In this article, we will explain how to resolve the disk I/O error while running the Impala queries in the Cloudera Hadoop cluster on Big Data environment.
While run the Spark streaming query in the format of Avro/Parquet file in the Big Data clusters. At the time Metadata updates from the previous session like driver program in the Spark context. It’s not fetching data from the source to HDFS(Hadoop Distributed File System) location and getting below error:
ERROR: Disk I/O error on :22000: Failed to open HDFS file hdfs://nameservice1/prd//cascsa/coresq/xxxxxxxxxx-xxxxxxxxxxxxxxxxxxxxx.0.avro Error(2): No such file or directory Root cause: RemoteException: File does not exist: /prd/cascsa/coresq/xxxxxxxxxx-xxxxxxxxxxxxxxxxxxxxx.0.avro at org.apache.hadoop.hdfs.server.namenode.INodeFile.valueOf(INodeFile.java:85)

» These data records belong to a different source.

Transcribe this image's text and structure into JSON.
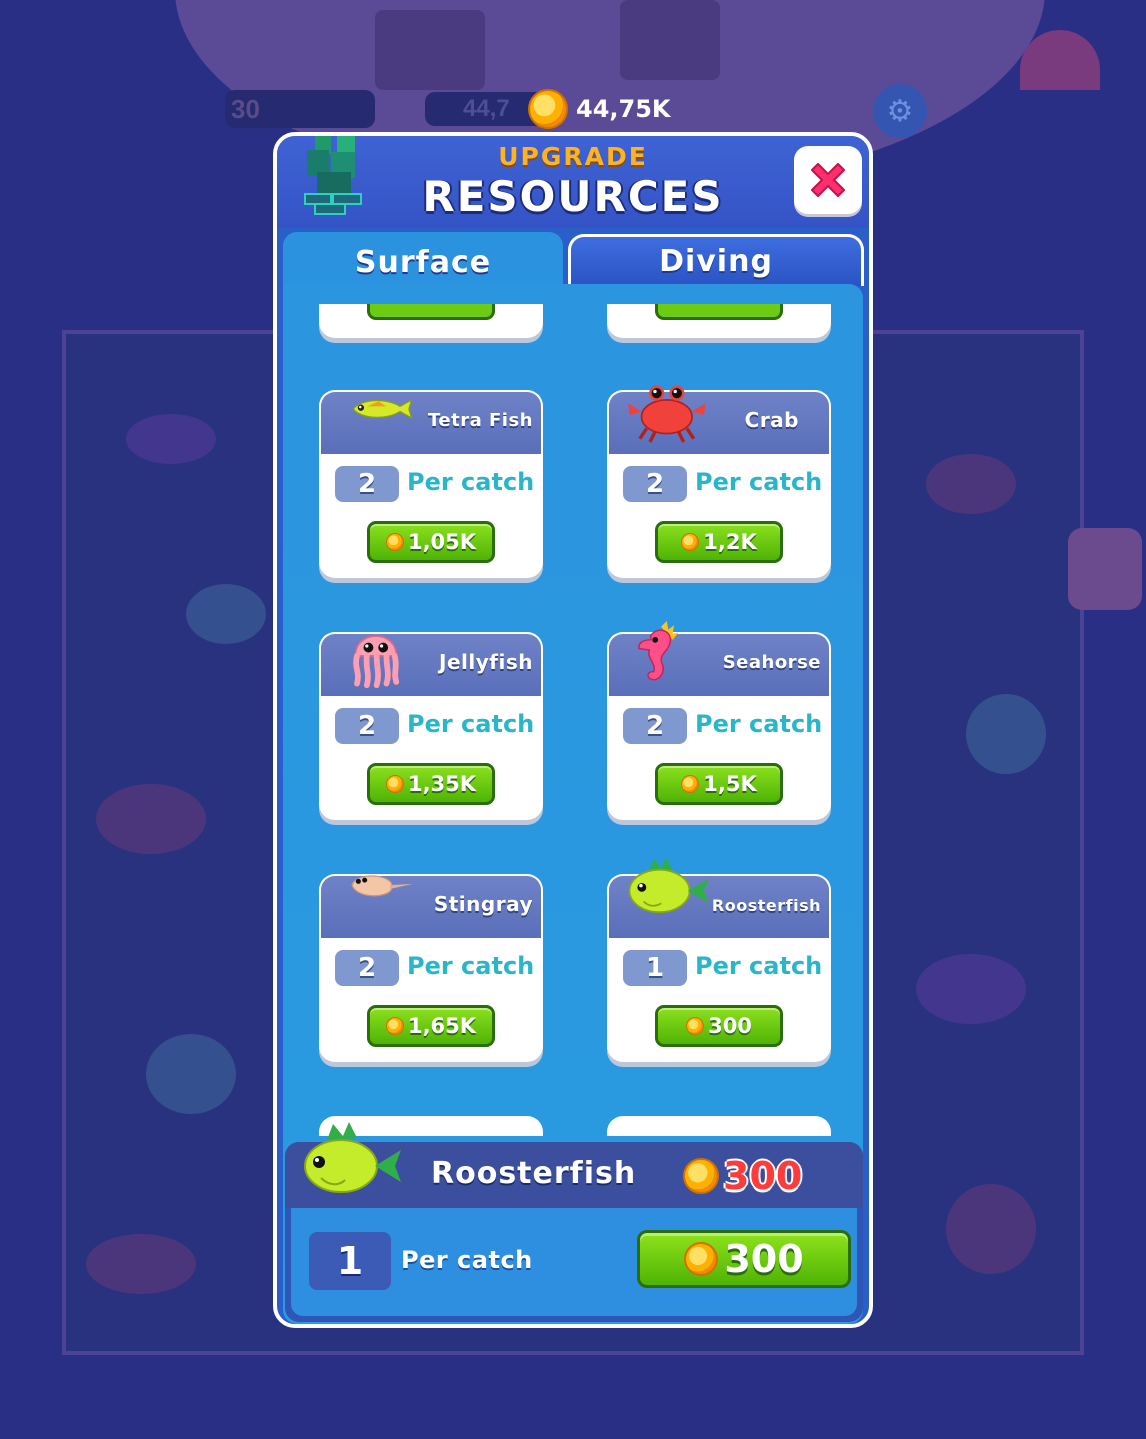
{
  "hud": {
    "level": "30",
    "coins_dim": "44,7",
    "coins": "44,75K"
  },
  "panel": {
    "title_small": "UPGRADE",
    "title_big": "RESOURCES",
    "tabs": [
      {
        "label": "Surface",
        "active": true
      },
      {
        "label": "Diving",
        "active": false
      }
    ]
  },
  "cards": [
    {
      "name": "Tetra Fish",
      "count": "2",
      "per": "Per catch",
      "price": "1,05K",
      "icon": "tetra-fish-icon"
    },
    {
      "name": "Crab",
      "count": "2",
      "per": "Per catch",
      "price": "1,2K",
      "icon": "crab-icon"
    },
    {
      "name": "Jellyfish",
      "count": "2",
      "per": "Per catch",
      "price": "1,35K",
      "icon": "jellyfish-icon"
    },
    {
      "name": "Seahorse",
      "count": "2",
      "per": "Per catch",
      "price": "1,5K",
      "icon": "seahorse-icon"
    },
    {
      "name": "Stingray",
      "count": "2",
      "per": "Per catch",
      "price": "1,65K",
      "icon": "stingray-icon"
    },
    {
      "name": "Roosterfish",
      "count": "1",
      "per": "Per catch",
      "price": "300",
      "icon": "roosterfish-icon"
    }
  ],
  "detail": {
    "name": "Roosterfish",
    "price": "300",
    "count": "1",
    "per": "Per catch",
    "buy_price": "300"
  },
  "colors": {
    "panel_blue": "#2a5fc9",
    "list_blue": "#2a95df",
    "buy_green": "#6ccb12",
    "title_orange": "#ffb320",
    "price_red": "#ff3b3b",
    "per_catch_teal": "#29b6c9"
  }
}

The above error most likely have a race condition in you’re code. If we are trying to read an Spark streaming query immediately after loading or changing. We need to change the below code configuration:
sync_ddl = 1
We need to update the above configuration on you’re Spark session and then refresh the code. And try to execute from Spark shell session.
How sync_ddl it works?
Here it’s a force query to update all Spark/Impala sessions from backend. If you’re running a sequence of CREATE DB, CREATE Table, Alter table, Insert and similar statements withing a setup script. to minimize the overall delay so we can enable from query option.